Co-regulation also means being more ambitious - giving industries explicit responsibility for some aspects of inspection and enforcement, perhaps through the use of professional standards.
Local innovation and collaboration are the keys to combining legitimate public protection with the freedom to generate economic growth.
That’s one of the reasons we are encouraging local businesses and councils to set up Local Enterprise Partnerships.
LEPs will have the flexibility to focus on all the issues relating to growth in an area - and the local regulatory environment is clearly one of them. They will provide the local accountability, and the sense of shared purpose, that is at the heart of the Government’s localism agenda.
I believe that encouraging regulators and businesses to work in partnership to achieve joint objectives has to be the way forward.
That is why I am keen to see a major expansion of the Primary Authority scheme.
Effective local regulation requires confidence and mutual trust. Businesses must be able to rely on the advice and guidance received from local authorities.
For businesses that trade across the country, inconsistent regulation can be a real problem, costing time and money.
By tackling this problem, the Primary Authority scheme boosts confidence and trust between businesses and regulators. It reduces risk, reduces the cost of compliance and reduces the cost of failure.
There are now 410 partnerships covering over 29,000 premises nationwide.
And I am delighted to announce that a further six have today signed up to the scheme. The partnerships are between:
- The Co-operative Group & Manchester City Council;
- Sainsbury’s & Cherwell District Council and Oxfordshire County Council;
- Wetherspoons & Reading Borough Council;
- Tesco & Dacorum Borough Council and Hertfordshire County Council;
- Go Ape & Cheshire West and Chester Council; and
- Status International & the West Yorkshire Trading Standards Service.
I am really pleased with the progress we are making in this area, and I am confident we will see many more agreements.
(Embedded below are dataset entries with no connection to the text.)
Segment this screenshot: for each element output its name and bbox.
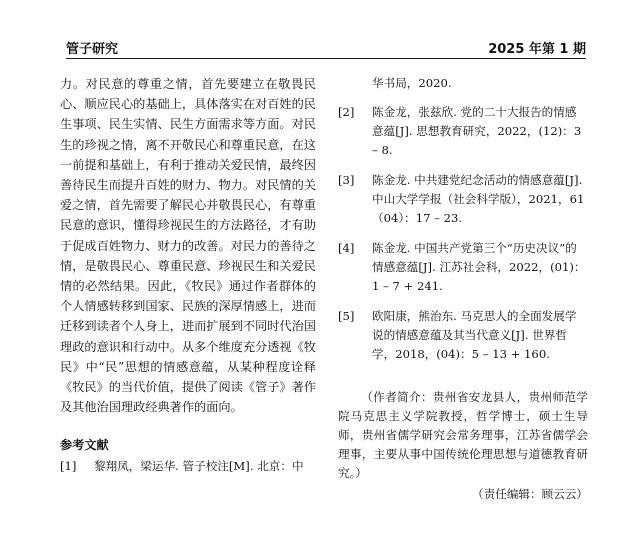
reference-text: 黎翔凤，梁运华. 管子校注[M]. 北京：中 xyxy=(94,458,304,473)
reference-number: [2] xyxy=(338,105,355,119)
reference-number: [5] xyxy=(338,309,355,323)
references-title: 参考文献 xyxy=(60,438,109,453)
left-column xyxy=(60,74,316,476)
reference-text: 陈金龙，张兹欣. 党的二十大报告的情感意蕴[J]. 思想教育研究，2022，(12)：3 – 8. xyxy=(372,105,582,157)
reference-text: 陈金龙. 中国共产党第三个“历史决议”的情感意蕴[J]. 江苏社会科，2022，(01)：1 – 7 + 241. xyxy=(372,241,586,293)
responsible-editor: （责任编辑：顾云云） xyxy=(472,487,588,501)
reference-item-2 xyxy=(338,103,588,160)
reference-text: 陈金龙. 中共建党纪念活动的情感意蕴[J]. 中山大学学报（社会科学版），2021，61（04）：17 – 23. xyxy=(372,173,585,225)
running-header xyxy=(66,36,586,59)
reference-item-1 xyxy=(60,456,316,476)
reference-item-3 xyxy=(338,171,588,228)
reference-number: [1] xyxy=(60,458,77,473)
reference-number: [3] xyxy=(338,173,355,187)
journal-name: 管子研究 xyxy=(66,42,119,57)
reference-item-4 xyxy=(338,239,588,296)
reference-number: [4] xyxy=(338,241,355,255)
author-bio: （作者简介：贵州省安龙县人，贵州师范学院马克思主义学院教授，哲学博士，硕士生导师，贵州省儒学研究会常务理事，江苏省儒学会理事，主要从事中国传统伦理思想与道德教育研究。） xyxy=(338,390,588,480)
reference-item-5 xyxy=(338,307,588,364)
issue-label: 2025 年第 1 期 xyxy=(488,42,586,57)
body-paragraph: 力。对民意的尊重之情，首先要建立在敬畏民心、顺应民心的基础上，具体落实在对百姓的民生事项、民生实情、民生方面需求等方面。对民生的珍视之情，离不开敬民心和尊重民意，在这一前提和基础上，有利于推动关爱民情，最终因善待民生而提升百姓的财力、物力。对民情的关爱之情，首先需要了解民心并敬畏民心，有尊重民意的意识，懂得珍视民生的方法路径，才有助于促成百姓物力、财力的改善。对民力的善待之情，是敬畏民心、尊重民意、珍视民生和关爱民情的必然结果。因此，《牧民》通过作者群体的个人情感转移到国家、民族的深厚情感上，进而迁移到读者个人身上，进而扩展到不同时代治国理政的意识和行动中。从多个维度充分透视《牧民》中“民”思想的情感意蕴，从某种程度诠释《牧民》的当代价值，提供了阅读《管子》著作及其他治国理政经典著作的面向。 xyxy=(60,77,316,415)
reference-text: 欧阳康，熊治东. 马克思人的全面发展学说的情感意蕴及其当代意义[J]. 世界哲学，2018，(04)：5 – 13 + 160. xyxy=(372,309,577,361)
right-column xyxy=(338,74,588,504)
reference-continuation: 华书局，2020. xyxy=(372,76,452,90)
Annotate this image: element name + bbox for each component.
Indeed, following Lord Young’s report, I have asked the LBRO and the Health and Safety Executive to work together, to ensure inspection plans help reduce the burdens on business.
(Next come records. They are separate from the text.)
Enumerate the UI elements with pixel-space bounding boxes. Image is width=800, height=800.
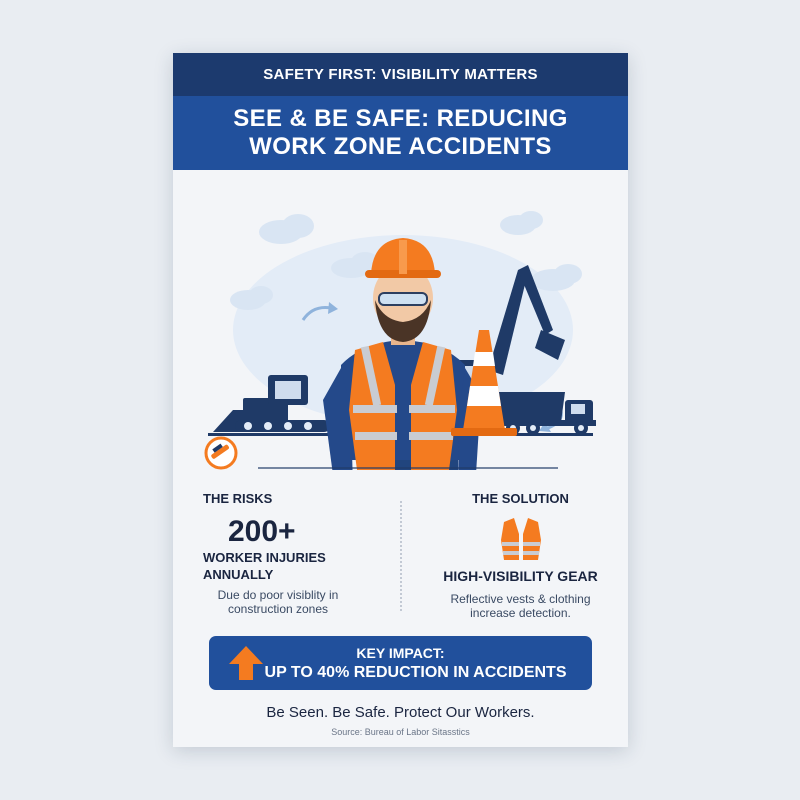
impact-statement: UP TO 40% REDUCTION IN ACCIDENTS xyxy=(264,664,567,681)
stat-label-line-1: WORKER INJURIES xyxy=(203,550,326,565)
tools-badge-icon xyxy=(206,438,236,468)
risk-desc-line-2: construction zones xyxy=(227,602,329,616)
sol-desc-line-1: Reflective vests & clothing xyxy=(450,592,591,606)
solution-column xyxy=(413,491,628,620)
source-note: Source: Bureau of Labor Sitasstics xyxy=(331,727,470,737)
risk-desc-line-1: Due do poor visiblity in xyxy=(217,588,339,602)
safety-vest-icon xyxy=(498,516,544,562)
risks-column xyxy=(203,491,388,616)
title-line-2: WORK ZONE ACCIDENTS xyxy=(249,133,552,160)
title-band xyxy=(173,96,628,170)
safety-poster xyxy=(173,53,628,747)
solution-description xyxy=(413,592,628,620)
stat-label-line-2: ANNUALLY xyxy=(203,567,274,582)
impact-heading: KEY IMPACT: xyxy=(356,645,445,661)
key-impact-box xyxy=(209,636,592,690)
risks-heading: THE RISKS xyxy=(203,491,273,506)
risk-description xyxy=(203,588,353,616)
column-divider xyxy=(400,501,402,611)
top-banner xyxy=(173,53,628,96)
title-line-1: SEE & BE SAFE: REDUCING xyxy=(233,105,568,132)
worker-illustration xyxy=(173,170,628,470)
banner-text: SAFETY FIRST: VISIBILITY MATTERS xyxy=(263,66,538,83)
solution-label: HIGH-VISIBILITY GEAR xyxy=(443,568,598,584)
injury-stat: 200+ xyxy=(228,515,296,548)
sol-desc-line-2: increase detection. xyxy=(470,606,571,620)
solution-heading: THE SOLUTION xyxy=(472,491,569,506)
tagline: Be Seen. Be Safe. Protect Our Workers. xyxy=(266,704,535,721)
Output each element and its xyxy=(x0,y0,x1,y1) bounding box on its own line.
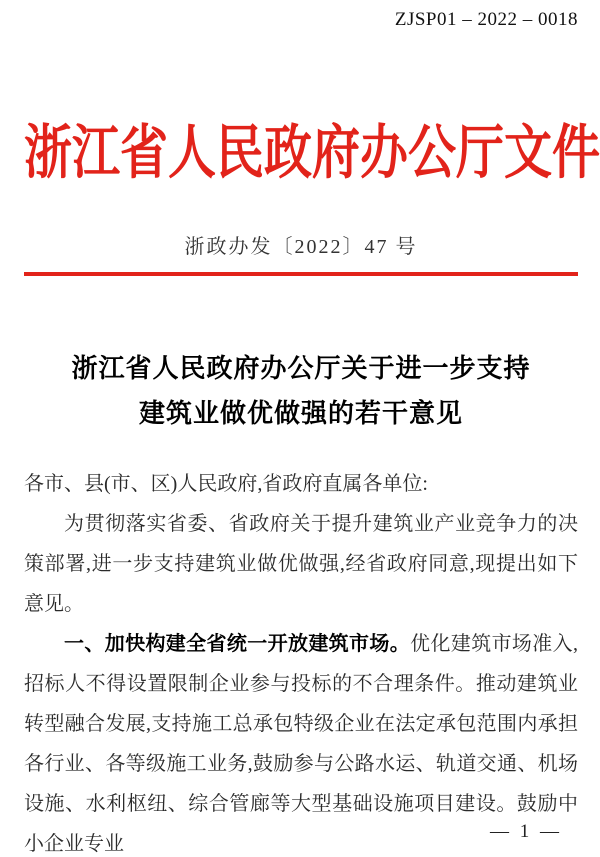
document-title-line1: 浙江省人民政府办公厅关于进一步支持 xyxy=(71,354,531,383)
doc-number: 浙政办发〔2022〕47 号 xyxy=(184,236,418,258)
red-divider-line xyxy=(24,272,578,276)
section-1-text: 优化建筑市场准入,招标人不得设置限制企业参与投标的不合理条件。推动建筑业转型融合发展,支持施工总承包特级企业在法定承包范围内承担各行业、各等级施工业务,鼓励参与公路水运、轨道交通、机场设施、水利枢纽、综合管廊等大型基础设施项目建设。鼓励中小企业专业 xyxy=(24,633,579,855)
paragraph-intro: 为贯彻落实省委、省政府关于提升建筑业产业竞争力的决策部署,进一步支持建筑业做优做强,经省政府同意,现提出如下意见。 xyxy=(24,513,578,615)
page-number: — 1 — xyxy=(490,821,562,842)
document-serial-number: ZJSP01 – 2022 – 0018 xyxy=(394,9,578,30)
salutation: 各市、县(市、区)人民政府,省政府直属各单位: xyxy=(24,473,428,495)
masthead-title xyxy=(24,118,600,190)
masthead-title-text: 浙江省人民政府办公厅文件 xyxy=(24,121,600,186)
document-title xyxy=(24,346,578,436)
document-title-line2: 建筑业做优做强的若干意见 xyxy=(138,399,463,428)
document-body xyxy=(24,464,578,857)
section-1-heading: 一、加快构建全省统一开放建筑市场。 xyxy=(64,633,411,655)
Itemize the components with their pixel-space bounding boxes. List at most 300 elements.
In the months ahead, I also want to explore how the scheme can be adapted to ease the bureaucratic burdens on small businesses, which feel the weight of unnecessary regulation more than most.
The Big Society
Initiatives such as the Primary Authority scheme are an opportunity to draw new lines of responsibility between the state, the citizen and the business community. This is the Big Society in action.
The management of public risk ought not to be the sole responsibility of the state. To be sustainable and effective, it has to be a shared enterprise based on agreement between Government, business and individuals.
Of course, there are areas where Government must guarantee the standards and protection that the public are entitled to expect.
But there will also be many areas where risks can be better managed by being shared, and where the state can stop interfering and pretending it always knows best.
I believe this new approach is essential if we are to renew our economy and secure growth for the long term.
That’s why we as a Government are committed:
One, to cutting through the unnecessary red tape and bureaucracy that already exists.
Two, to enforcing the ‘one in, one out’ system rigorously and agreeing to new rules only when they are proved necessary.
And three, to replacing tick-box enforcement with a new partnership between local regulators and local businesses.
For too long regulation has been the easy option, the first option. From now on, we must all strive to make sure it becomes the last resort.